Conclusions/Significance: Given that promoter proximally paused polymerases are present on most human genes,
understanding how activators recruit P-TEFb to those genes is critical. Our findings reveal that the two tested activators can
extract P-TEFb from the 7SK snRNP. Importantly, we found that after P-TEFb is extracted a dramatic conformational change
occurred in 7SK concomitant with the ejection of HEXIM1. Based on our findings, we hypothesize that reincorporation of
HEXIM1 into the 7SK snRNP is likely the regulated step of reassembly of the 7SK snRNP containing P-TEFb.

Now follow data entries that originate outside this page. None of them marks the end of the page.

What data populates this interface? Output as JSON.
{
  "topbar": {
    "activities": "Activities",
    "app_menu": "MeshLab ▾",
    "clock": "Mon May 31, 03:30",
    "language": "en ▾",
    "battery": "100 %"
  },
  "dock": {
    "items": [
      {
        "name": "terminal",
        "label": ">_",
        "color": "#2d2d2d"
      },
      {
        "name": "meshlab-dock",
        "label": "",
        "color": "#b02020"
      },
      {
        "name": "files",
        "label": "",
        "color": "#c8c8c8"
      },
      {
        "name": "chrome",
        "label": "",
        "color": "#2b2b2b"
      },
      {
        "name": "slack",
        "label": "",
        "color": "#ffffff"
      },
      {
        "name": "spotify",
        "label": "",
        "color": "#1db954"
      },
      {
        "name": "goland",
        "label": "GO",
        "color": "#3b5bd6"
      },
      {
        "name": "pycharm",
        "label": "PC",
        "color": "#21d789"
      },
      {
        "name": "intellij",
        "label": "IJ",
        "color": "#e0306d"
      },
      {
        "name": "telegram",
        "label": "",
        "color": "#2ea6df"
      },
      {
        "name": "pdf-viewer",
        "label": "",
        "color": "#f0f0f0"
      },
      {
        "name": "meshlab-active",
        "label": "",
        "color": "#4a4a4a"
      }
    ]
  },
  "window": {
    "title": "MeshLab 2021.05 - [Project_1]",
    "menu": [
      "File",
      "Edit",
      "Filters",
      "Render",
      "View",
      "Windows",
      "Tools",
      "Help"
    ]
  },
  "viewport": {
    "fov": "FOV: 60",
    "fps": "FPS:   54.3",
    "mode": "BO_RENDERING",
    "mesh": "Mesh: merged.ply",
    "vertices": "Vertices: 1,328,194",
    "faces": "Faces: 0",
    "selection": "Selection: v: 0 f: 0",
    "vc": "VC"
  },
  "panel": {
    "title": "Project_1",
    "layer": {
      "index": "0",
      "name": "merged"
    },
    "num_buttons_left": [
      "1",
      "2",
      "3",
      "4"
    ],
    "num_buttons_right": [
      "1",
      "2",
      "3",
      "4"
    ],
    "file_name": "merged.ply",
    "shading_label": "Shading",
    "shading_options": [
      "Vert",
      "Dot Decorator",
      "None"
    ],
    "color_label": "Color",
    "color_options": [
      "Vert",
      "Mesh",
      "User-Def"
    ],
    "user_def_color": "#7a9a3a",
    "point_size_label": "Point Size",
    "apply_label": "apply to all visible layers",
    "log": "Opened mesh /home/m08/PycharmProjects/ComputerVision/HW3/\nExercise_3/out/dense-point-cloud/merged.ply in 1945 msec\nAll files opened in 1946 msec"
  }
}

Citation: Krueger BJ, Varzavand K, Cooper JJ, Price DH (2010) The Mechanism of Release of P-TEFb and HEXIM1 from the 7SK snRNP by Viral and Cellular
Activators Includes a Conformational Change in 7SK. PLoS ONE 5(8): e12335. doi:10.1371/journal.pone.0012335
Editor: Mikhail V. Blagosklonny, Roswell Park Cancer Institute, United States of America
Received April 30, 2010; Accepted August 1, 2010; Published August 23, 2010
Copyright: ? 2010 Krueger et al. This is an open-access article distributed under the terms of the Creative Commons Attribution License, which permits
unrestricted use, distribution, and reproduction in any medium, provided the original author and source are credited.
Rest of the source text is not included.